В мае 1919 года, когда в городе царили голод и мор, к Петрограду подошли войска генерала Юденича. Позднее советские историки писали, что первыми на борьбу с белогвардейцами выступили петроградские коммунисты, — они действительно выступили, но в основном в составе коммунистических заградительных отрядов, которые шли за красноармейцами, гнали их в атаку, а при попытке отступления стреляли в спину. План создания заградительных отрядов (прежде русская армия такого не знала) принадлежал Троцкому и был горячо одобрен Лениным. В конце мая в Петрограде было введено военное положение и началась мобилизация горожан на борьбу с Юденичем. Основную массу мобилизованных составили солдаты-дезертиры, которые в 1917 году поддержали большевиков, чтобы избежать отправки на фронт; не случайно созданные тогда Советы прозвали «Советами рабочих и дезертирских депутатов». Теперь дезертирам под угрозой расстрела было приказано явиться на призывные пункты, и в Петроградским военном округе набралось около 60 тысяч таких призывников. Кроме того, на борьбу с Юденичем призвали рабочих, служащих, студентов. Какие это были солдаты — истощенные, с незаживающими ранами от авитаминоза, а главное, без всякого желания защищать постылую власть! Мобилизовали и кадровых офицеров-«военспецов», которые оказались в безвыходном положении: семья мобилизованного офицера переходила в разряд заложников, и при малейшем подозрении в саботаже, а тем более в измене «военспеца» его семью казнили. В марте 1919 года по приказу Ленина были расстреляны жены и «взрослые члены семей» офицеров 86-го пехотного полка, который перешел к белым. Ленин не уточнил в приказе, что значит «взрослые члены семьи», поэтому убивали и подростков.

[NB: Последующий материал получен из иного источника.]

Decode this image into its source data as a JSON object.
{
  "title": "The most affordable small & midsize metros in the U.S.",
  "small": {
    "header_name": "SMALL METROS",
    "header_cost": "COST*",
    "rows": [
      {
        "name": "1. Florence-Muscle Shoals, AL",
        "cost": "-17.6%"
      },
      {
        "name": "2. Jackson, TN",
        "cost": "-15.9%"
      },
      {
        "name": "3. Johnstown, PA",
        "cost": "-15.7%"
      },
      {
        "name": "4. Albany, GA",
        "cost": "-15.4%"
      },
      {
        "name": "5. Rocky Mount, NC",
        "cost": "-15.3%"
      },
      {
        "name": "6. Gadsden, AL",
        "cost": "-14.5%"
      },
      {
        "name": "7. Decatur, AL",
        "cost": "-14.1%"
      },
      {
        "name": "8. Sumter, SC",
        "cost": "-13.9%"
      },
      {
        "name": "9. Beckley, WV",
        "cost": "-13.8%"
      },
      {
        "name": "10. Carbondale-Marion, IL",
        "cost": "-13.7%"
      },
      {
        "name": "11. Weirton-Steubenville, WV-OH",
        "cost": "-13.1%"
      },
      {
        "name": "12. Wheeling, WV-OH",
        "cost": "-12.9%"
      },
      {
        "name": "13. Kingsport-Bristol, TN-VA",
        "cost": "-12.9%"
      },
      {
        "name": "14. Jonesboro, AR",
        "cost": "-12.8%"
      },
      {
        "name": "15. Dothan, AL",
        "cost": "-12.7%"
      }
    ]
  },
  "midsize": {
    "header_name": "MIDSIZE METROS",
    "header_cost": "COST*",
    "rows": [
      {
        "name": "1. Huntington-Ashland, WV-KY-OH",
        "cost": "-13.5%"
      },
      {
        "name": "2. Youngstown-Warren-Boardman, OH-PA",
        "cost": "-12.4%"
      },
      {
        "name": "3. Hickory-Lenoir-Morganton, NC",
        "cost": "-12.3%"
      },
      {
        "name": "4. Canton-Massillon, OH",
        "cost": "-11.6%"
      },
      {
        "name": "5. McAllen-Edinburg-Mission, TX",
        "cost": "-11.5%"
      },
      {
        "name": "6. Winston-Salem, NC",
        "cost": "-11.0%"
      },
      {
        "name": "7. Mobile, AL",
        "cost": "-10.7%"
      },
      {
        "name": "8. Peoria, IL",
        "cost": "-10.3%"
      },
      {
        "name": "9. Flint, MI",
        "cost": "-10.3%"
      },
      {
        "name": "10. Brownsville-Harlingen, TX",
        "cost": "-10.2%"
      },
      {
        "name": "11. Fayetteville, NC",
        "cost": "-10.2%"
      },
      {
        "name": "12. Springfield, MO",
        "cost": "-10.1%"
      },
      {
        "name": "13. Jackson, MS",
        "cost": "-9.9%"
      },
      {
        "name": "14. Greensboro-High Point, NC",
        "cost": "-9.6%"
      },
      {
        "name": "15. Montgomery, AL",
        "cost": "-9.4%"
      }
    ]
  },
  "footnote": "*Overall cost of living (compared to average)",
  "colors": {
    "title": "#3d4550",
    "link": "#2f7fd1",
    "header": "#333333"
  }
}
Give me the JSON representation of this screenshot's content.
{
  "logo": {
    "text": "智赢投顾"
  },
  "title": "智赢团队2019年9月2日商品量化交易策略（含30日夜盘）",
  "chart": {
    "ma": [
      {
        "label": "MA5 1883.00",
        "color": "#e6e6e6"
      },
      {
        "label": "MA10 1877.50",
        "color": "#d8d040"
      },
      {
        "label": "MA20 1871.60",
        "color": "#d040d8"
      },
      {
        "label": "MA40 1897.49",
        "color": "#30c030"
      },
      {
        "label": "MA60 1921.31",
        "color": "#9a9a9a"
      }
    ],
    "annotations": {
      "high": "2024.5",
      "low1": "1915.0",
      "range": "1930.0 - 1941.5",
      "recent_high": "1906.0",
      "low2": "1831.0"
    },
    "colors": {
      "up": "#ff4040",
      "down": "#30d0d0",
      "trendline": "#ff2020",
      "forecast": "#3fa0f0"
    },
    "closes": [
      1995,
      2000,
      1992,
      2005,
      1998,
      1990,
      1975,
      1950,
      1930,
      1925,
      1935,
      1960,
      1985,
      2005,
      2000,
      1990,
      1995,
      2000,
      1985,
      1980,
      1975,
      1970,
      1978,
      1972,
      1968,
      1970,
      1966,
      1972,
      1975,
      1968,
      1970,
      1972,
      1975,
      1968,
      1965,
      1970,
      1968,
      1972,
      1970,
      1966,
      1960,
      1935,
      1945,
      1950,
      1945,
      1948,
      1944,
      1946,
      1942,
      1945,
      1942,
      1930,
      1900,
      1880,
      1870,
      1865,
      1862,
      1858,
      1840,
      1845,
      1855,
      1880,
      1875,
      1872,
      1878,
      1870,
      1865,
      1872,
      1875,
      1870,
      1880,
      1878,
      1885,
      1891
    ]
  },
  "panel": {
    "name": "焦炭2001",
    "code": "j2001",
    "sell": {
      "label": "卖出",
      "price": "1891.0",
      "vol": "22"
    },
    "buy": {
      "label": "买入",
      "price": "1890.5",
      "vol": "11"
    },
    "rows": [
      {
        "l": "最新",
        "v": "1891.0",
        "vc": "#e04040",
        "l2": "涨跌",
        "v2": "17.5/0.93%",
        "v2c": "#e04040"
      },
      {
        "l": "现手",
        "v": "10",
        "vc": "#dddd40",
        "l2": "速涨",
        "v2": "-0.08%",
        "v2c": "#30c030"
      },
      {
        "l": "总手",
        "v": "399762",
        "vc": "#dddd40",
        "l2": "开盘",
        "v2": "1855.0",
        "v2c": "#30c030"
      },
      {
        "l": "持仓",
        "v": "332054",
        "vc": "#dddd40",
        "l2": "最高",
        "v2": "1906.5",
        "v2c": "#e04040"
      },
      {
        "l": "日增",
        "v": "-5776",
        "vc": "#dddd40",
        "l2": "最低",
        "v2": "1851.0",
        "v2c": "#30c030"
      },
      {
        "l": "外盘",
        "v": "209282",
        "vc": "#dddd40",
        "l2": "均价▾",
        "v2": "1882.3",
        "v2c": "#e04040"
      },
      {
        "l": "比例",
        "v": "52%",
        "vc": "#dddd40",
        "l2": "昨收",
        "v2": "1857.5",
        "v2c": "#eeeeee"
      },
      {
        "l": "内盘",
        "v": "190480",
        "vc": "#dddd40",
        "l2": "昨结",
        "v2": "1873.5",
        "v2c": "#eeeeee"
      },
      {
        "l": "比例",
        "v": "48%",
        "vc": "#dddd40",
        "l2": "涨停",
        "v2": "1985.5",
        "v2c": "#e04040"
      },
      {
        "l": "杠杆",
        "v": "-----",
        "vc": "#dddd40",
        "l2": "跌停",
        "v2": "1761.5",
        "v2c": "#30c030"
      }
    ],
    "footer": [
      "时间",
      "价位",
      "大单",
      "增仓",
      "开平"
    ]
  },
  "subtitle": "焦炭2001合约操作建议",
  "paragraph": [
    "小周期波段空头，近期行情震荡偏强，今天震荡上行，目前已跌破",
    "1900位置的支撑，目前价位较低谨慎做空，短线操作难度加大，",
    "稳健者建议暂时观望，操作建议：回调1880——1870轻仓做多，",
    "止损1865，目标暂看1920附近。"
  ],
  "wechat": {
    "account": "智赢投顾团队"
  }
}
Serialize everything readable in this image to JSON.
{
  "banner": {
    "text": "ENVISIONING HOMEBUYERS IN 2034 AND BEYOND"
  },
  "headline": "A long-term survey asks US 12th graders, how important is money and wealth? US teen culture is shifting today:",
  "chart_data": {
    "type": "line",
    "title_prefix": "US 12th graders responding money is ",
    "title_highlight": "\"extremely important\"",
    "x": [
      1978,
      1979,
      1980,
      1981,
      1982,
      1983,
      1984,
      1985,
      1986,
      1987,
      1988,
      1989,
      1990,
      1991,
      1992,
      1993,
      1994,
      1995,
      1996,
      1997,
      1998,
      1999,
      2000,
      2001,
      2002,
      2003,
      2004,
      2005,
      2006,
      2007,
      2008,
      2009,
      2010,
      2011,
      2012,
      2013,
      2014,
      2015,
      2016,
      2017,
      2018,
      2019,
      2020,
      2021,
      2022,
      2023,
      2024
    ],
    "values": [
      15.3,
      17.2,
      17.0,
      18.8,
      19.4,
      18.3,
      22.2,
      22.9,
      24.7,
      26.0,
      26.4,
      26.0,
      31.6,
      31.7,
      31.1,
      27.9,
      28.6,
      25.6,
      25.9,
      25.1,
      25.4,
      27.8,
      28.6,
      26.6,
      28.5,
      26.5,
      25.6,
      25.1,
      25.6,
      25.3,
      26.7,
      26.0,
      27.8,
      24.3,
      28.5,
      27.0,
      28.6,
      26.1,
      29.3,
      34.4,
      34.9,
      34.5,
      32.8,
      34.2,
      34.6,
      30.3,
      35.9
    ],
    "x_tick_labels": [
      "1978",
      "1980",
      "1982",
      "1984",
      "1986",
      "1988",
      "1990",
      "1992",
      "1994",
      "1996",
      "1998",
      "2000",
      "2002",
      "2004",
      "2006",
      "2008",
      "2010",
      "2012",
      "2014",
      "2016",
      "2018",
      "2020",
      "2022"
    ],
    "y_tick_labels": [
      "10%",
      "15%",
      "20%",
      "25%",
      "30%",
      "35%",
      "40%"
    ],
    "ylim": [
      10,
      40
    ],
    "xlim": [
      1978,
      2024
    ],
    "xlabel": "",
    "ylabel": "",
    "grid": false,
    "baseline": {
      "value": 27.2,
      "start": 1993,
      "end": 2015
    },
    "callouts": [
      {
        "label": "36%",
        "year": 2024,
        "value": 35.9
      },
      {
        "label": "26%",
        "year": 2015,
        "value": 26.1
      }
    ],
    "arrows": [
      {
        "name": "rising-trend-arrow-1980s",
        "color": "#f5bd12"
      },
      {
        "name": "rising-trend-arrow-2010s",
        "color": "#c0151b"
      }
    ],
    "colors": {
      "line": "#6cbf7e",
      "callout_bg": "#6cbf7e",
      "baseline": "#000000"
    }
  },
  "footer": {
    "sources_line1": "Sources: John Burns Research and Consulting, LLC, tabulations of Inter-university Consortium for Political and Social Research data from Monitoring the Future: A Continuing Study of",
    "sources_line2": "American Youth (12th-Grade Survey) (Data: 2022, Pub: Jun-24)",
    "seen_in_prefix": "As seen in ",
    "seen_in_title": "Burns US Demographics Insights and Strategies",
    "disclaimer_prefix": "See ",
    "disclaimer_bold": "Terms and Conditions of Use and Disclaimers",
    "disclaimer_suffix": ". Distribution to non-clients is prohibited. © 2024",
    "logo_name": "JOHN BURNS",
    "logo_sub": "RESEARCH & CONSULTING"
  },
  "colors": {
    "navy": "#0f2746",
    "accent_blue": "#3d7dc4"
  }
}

Оборону Петрограда возглавил председатель Совета народных комиссаров Союза коммун Северной области Григорий Евсеевич Зиновьев. Пора поговорить об этом соратнике Ленина. Он был влиятельным человеком в партии; например, в августе 1917 года на VI съезде РСДРП(б) Зиновьев был избран в ЦК наибольшим, после Ленина, числом голосов, а после переворота оказался обладателем огромной власти: в декабре 1917 года он стал председателем Петросовета, а с апреля 1918 года до февраля 1919-го был полновластным хозяином северо-западных областей России. Он возглавил Союз коммун Северной области, в который вошли Петроградская, Новгородская, Псковская, Архангельская, Северо-Двинская, Череповецкая, Вологодская и Олонецкая губернии. «Сейчас трудно себе представить, — вспоминала Нина Берберова, — какую ни с чем не сравнимую власть имел этот человек… В „Петроградской правде“ каждое утро Зиновьев писал: „Я объявляю“, „Я приказываю“, „Я запрещаю“, „Я буду карать безжалостно“, „Я не потерплю“». За десять лет до этого Григорий Евсеевич тоже писал официальные бумаги, но не приказы, а прошения, и совсем в ином стиле: «Имею честь вновь покорнейше просить Ваше Превосходительство, — взывал он в 1908 году к начальнику Охранного отделения, — сделать распоряжение о моем освобождении или допросить меня возможно скорее. Первый же допрос, на котором я готов дать все показания, несомненно выяснит для Вашего Превосходительства полную мою невиновность». Он заискивал, ссылался на слабость здоровья, обещал всяческое содействие и после трех месяцев тюрьмы был освобожден и отправлен в родной Елисаветград под надзор полиции. Кому он был опасен, эсдековский писака, жалкий щелкопер! Затем в его жизни была эмиграция, совместные с Лениным сочинения и совместное возвращение в Россию, а в июле 1917 года после неудачной попытки переворота в Петрограде они с Ильичем отсиживались в Разливе. Но очень скоро судьба столицы, а потом и огромных территорий бывшей империи оказались в его руках! Юрий Анненков вспоминал, что «Зиновьев, приехавший из эмиграции худым, как жердь, так откормился и ожирел в голодные годы революции, что был даже прозван Ромовой бабкой». Современники были на редкость единодушны в его оценке, Г. А. Князев отмечал в дневнике: «Все ненавидят Зиновьева. За его кровожадность, фразерство, я бы сказал, пустозвонство, если бы не было пролито столько крови при его участии». Действительно, с именем Зиновьева были связаны самые мрачные времена жизни города.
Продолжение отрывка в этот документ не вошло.